Mit der Zeit kam wieder ihr gutmütiges Wesen hervor, und wieder wollten sie den Menschen helfen. Und dann fand das kleine Milchmädchen dem die Arbeit viel zu schwer war, schon alle Milchkübel gefüllt, kaum daß sie am frühen Morgen aufgestanden war. Die Schäfer erwachten aus ihrem Schlaf und entdeckten, daß sich ihre Herden bereits um sie herum versammelt hatten, und viele arme Schneider oder Schuhmacher machten plötzlich gute Geschäfte, als Gnomenfamilien anfingen, nachts in ihren Werkstätten zu arbeiten.

Die Menschen konnten häufig einen flüchtigen Blick auf die Gnome werfen, aber es gelang ihnen nie, einen zu erwischen.
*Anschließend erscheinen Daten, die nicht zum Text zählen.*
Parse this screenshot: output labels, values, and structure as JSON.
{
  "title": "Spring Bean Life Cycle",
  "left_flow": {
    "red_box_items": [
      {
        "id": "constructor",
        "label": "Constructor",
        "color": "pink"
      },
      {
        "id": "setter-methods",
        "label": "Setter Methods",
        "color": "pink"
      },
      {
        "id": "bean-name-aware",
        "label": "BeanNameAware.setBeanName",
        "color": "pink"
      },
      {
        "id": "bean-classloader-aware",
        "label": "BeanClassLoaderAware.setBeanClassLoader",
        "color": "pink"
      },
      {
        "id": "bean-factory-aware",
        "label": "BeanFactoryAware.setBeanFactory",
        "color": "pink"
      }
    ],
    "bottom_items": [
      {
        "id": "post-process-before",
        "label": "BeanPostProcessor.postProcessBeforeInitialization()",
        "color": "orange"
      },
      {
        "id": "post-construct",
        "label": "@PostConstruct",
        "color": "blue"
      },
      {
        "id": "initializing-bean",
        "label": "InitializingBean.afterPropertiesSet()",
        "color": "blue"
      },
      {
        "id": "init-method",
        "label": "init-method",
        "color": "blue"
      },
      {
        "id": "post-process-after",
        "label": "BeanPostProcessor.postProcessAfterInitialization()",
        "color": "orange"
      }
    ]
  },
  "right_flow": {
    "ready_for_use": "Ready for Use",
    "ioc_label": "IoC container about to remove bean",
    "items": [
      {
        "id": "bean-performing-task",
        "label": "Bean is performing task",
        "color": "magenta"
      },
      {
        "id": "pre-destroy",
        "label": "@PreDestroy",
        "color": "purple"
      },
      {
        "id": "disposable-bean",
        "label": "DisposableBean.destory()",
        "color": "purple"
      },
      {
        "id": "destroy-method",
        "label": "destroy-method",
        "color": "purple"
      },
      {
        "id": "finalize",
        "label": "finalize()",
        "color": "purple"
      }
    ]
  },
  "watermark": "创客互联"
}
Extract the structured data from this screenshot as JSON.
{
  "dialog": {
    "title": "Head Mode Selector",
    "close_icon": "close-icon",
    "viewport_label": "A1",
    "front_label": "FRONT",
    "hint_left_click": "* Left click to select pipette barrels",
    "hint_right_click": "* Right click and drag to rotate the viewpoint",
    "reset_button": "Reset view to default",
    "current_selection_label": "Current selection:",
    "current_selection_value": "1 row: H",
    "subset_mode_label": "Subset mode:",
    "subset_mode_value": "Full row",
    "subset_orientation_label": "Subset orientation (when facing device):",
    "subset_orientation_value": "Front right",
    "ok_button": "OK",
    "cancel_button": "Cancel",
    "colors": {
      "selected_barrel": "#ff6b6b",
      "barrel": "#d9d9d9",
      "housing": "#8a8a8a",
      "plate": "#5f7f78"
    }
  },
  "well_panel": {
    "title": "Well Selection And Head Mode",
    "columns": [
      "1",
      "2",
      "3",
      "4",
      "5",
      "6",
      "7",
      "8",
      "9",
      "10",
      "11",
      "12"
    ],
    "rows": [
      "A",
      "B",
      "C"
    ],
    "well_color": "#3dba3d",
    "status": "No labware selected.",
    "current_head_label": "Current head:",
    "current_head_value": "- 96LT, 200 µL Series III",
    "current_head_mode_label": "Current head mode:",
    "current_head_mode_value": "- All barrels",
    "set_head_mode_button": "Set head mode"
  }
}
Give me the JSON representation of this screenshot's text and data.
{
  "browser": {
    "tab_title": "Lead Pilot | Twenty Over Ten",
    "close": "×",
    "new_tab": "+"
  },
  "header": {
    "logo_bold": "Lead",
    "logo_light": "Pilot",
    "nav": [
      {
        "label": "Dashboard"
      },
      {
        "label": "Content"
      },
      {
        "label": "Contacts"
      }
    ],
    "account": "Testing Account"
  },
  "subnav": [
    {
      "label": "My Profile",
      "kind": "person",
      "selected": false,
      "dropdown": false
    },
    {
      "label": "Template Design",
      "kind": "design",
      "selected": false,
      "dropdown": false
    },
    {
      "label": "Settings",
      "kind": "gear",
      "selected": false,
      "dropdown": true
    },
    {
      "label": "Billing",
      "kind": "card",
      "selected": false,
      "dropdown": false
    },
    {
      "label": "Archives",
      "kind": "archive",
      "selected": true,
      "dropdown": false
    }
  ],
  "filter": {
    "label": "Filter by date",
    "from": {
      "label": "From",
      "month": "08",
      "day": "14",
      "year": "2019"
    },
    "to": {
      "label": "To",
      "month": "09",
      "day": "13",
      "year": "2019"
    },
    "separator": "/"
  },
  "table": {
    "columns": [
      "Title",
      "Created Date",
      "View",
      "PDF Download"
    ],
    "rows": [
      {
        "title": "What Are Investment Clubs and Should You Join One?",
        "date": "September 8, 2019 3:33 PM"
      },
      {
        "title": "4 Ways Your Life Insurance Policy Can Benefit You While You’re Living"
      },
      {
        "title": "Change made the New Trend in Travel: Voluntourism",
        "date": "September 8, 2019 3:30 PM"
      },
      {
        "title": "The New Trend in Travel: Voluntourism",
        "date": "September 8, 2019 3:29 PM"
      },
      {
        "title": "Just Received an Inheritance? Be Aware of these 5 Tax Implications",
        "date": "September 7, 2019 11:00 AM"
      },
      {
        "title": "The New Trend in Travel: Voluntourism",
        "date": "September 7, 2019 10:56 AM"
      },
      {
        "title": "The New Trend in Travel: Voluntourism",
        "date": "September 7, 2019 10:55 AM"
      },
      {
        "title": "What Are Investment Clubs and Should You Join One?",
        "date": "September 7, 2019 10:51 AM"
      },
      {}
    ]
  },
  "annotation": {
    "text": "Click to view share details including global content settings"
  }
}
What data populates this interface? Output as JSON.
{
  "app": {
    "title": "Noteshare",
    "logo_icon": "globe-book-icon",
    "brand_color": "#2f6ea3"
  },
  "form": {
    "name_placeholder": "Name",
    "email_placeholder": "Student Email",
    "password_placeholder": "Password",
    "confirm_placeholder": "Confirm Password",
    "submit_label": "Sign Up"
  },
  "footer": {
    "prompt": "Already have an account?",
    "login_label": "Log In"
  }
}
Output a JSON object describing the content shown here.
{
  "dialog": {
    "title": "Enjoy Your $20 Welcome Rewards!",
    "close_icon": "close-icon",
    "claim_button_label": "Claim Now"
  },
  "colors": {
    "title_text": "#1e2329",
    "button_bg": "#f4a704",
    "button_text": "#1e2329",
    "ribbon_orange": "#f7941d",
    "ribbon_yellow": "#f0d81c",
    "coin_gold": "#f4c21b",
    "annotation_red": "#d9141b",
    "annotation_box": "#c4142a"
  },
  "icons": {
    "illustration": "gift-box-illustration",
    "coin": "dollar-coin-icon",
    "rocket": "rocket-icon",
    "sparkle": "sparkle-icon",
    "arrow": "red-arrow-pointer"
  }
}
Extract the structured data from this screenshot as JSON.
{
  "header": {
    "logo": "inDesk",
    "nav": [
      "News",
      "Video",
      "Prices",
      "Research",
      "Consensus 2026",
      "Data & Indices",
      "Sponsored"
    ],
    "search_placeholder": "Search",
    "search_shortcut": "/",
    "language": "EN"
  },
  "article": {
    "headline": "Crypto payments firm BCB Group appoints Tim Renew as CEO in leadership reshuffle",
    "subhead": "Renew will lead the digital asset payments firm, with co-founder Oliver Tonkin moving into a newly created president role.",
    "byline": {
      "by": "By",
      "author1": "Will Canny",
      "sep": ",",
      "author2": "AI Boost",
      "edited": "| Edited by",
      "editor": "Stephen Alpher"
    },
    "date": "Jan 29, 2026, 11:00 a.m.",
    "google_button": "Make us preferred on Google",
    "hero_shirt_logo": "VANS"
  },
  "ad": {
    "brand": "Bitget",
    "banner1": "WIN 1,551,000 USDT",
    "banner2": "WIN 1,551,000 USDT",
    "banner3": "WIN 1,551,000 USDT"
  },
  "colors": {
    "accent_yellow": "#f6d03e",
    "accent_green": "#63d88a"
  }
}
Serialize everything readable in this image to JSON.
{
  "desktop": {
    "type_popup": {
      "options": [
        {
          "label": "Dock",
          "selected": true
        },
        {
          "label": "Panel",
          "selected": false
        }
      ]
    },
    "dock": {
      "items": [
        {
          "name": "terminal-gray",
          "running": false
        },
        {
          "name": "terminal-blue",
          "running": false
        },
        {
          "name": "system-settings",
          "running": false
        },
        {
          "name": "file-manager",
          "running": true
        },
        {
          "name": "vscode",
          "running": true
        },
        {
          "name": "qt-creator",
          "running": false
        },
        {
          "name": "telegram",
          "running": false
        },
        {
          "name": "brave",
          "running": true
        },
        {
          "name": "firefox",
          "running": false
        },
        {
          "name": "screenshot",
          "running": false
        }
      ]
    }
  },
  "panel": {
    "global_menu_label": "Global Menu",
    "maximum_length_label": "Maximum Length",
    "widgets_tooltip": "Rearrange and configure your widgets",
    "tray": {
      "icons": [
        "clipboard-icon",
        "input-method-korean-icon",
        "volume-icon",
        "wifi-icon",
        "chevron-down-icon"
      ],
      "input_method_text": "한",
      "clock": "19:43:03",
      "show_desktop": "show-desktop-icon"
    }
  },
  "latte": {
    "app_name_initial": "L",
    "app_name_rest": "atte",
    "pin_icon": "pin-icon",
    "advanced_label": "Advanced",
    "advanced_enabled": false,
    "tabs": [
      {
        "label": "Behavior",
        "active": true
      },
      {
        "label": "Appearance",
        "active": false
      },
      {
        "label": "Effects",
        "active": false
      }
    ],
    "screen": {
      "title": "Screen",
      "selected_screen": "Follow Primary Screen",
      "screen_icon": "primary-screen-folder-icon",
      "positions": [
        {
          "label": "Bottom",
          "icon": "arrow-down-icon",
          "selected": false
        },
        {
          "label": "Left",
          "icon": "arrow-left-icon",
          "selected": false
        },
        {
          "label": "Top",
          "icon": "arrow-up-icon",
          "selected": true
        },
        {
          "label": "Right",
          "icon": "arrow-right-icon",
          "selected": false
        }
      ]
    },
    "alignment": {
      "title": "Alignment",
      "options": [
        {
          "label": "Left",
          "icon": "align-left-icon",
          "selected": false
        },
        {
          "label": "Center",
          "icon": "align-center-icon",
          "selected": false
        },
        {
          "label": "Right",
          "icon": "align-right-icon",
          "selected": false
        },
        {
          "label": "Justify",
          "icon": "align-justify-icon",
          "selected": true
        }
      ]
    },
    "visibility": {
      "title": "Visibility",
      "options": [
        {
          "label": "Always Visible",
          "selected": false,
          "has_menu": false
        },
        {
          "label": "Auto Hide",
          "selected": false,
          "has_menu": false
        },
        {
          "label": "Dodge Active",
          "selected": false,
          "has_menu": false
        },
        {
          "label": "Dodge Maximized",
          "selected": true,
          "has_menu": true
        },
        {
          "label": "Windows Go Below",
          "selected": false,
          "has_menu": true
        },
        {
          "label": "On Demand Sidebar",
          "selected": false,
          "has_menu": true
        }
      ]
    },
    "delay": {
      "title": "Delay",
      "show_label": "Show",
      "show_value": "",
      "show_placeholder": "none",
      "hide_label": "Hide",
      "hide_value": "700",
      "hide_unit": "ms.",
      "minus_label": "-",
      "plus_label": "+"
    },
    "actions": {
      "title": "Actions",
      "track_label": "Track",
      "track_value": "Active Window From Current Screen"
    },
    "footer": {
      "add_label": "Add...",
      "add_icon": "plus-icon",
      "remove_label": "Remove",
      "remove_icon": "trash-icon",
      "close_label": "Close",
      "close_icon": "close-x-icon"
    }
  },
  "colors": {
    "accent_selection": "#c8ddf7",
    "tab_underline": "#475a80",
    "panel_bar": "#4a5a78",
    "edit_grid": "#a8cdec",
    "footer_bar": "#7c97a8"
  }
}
Das Gignoskein hielt die Gnome immer um einen Schritt vor den Menschen, und selbst die raffiniertesten Gnomenfallen fingen niemals ein Opfer. Schließlich akzeptierten die Menschen einfach ihre Gegenwart und wußten, daß die Gnome ihnen nichts tun würden.

Das Leben der Gnome änderte sich allerdings noch einmal, als nämlich die Menschen anfingen, die Wälder abzuholzen, so wie sie vorher die Erde ausplünderten. Die Gnome mußten sich immer mehr von den Wohnstätten der Menschen zurückziehen, und heute sieht man sie nur noch in den noch verbliebenen Wäldern Britanniens und des europäischen Festlands.